The move to try Mr. Ebbers, 62, for securities fraud, conspiracy to commit fraud and participation in filing false corporate records with the Securities and Exchange Commission was announced in New York by Attorney General John Ashcroft. Mr. Ebbers is expected to turn himself in and be arraigned in federal district court in New York today. If he is convicted, he could be sentenced to as much as 25 years in jail under federal sentencing guidelines that could also lead to millions of dollars in fines and restitution.

As in the Enron accounting scandal — that company's chief executive, Jeffrey K. Skilling, was recently indicted — WorldCom's bookkeeping problems led to billions of dollars in losses for shareholders and ultimately to bankruptcy, costing thousands of people their jobs. "It shook the world's faith in the integrity of our financial markets," said Stephen M. Cutler, director of the enforcement division of the Securities and Exchange Commission, who joined Mr. Ashcroft at yesterday's news conference.

Mr. Ebbers could not be reached for comment. But his lawyer, Reid H. Weingarten, said he did not believe that a jury would conclude that Mr. Ebbers had acted with criminal intent. If Mr. Ebbers pleads not guilty, as currently expected, the stage will be set for the presentation of two sharply contrasting renditions of the WorldCom story. Mr. Ebbers's version is likely to emerge as the tale of an entrepreneurial leader who built one of the world's largest telecommunications companies from dozens of acquisitions, only to be blindsided by the unexpected collapse of the telecommunications market and by the illegal activities of subordinates that were presented to him as lawful accounting moves.

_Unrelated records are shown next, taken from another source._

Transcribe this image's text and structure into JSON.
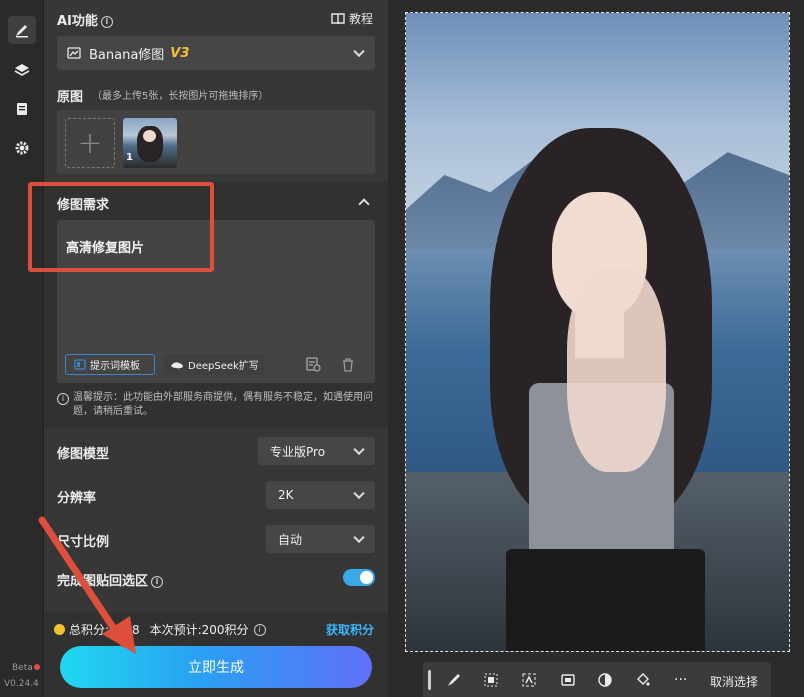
{
  "app": {
    "beta_label": "Beta",
    "version": "V0.24.4"
  },
  "toolbar": {
    "tools": [
      "brush-icon",
      "layers-icon",
      "document-icon",
      "gear-icon"
    ]
  },
  "ai_section": {
    "title": "AI功能",
    "tutorial_label": "教程",
    "function_name": "Banana修图",
    "function_badge": "V3",
    "original_label": "原图",
    "original_hint": "（最多上传5张，长按图片可拖拽排序）",
    "add_symbol": "+",
    "thumbnail_index": "1"
  },
  "requirement": {
    "title": "修图需求",
    "text": "高清修复图片",
    "template_button": "提示词模板",
    "deepseek_button": "DeepSeek扩写",
    "warning": "温馨提示：此功能由外部服务商提供，偶有服务不稳定，如遇使用问题，请稍后重试。"
  },
  "options": {
    "model_label": "修图模型",
    "model_value": "专业版Pro",
    "resolution_label": "分辨率",
    "resolution_value": "2K",
    "ratio_label": "尺寸比例",
    "ratio_value": "自动",
    "paste_back_label": "完成图贴回选区",
    "paste_back_on": true
  },
  "footer": {
    "points_text": "总积分:9028",
    "estimate_text": "本次预计:200积分",
    "get_points": "获取积分",
    "generate_button": "立即生成"
  },
  "canvas_toolbar": {
    "cancel_selection": "取消选择",
    "more": "···"
  },
  "colors": {
    "accent_blue": "#3aa9e8",
    "annotation_red": "#dd4e3b",
    "badge_gold": "#f4c23a"
  }
}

But in the version laid out in the indictment, which was returned by a federal grand jury late Monday and unsealed yesterday, it is the story of two senior executives, Mr. Ebbers and his trusted associate, Mr. Sullivan, who chose to lie to investors and regulators rather than admit that they had missed the growth projections they made to Wall Street. Given the huge debts that WorldCom had accumulated as it grew — $41 billion when it filed for bankruptcy in July 2002 — a sharp slowdown in growth would have signaled to the financial world that the company was headed for trouble.

And so, according to the indictment, Mr. Ebbers and Mr. Sullivan turned to illegal accounting moves like reclassifying regular operating costs as long-term capital investments and arbitrarily transferring reserves to revenues. As a result, the indictment said, WorldCom not only misstated revenues but inflated earnings by hundreds of millions of dollars in many quarters. The indictment covers the period from September 2000 to June 2002.

The S.E.C. continues to conduct its own civil investigation into WorldCom, and Mr. Ashcroft and S.E.C. officials said that more charges or complaints might be filed in the WorldCom case. Yesterday's indictment of Mr. Ebbers grew from a strategy change by Mr. Sullivan and his lawyer, Irvin B. Nathan, who a government lawyer said began serious negotiations two weeks ago to avoid going to trial on the 15-count indictment that had been brought against Mr. Sullivan in August 2002.

Mr. Sullivan had long maintained that Mr. Ebbers was not involved in the accounting scandal. But he is now suggesting otherwise, after agreeing to cooperate with the government as part of his guilty plea on the three counts that replaced the previous charges against him. Mr. Sullivan did not mention Mr. Ebbers by name yesterday in confirming to Judge Barbara S. Jones in Federal District Court his reasons for reaching a plea agreement. But Mr. Sullivan, reading from a statement, told Judge Jones that the deceptions he participated in involved "management at the highest level."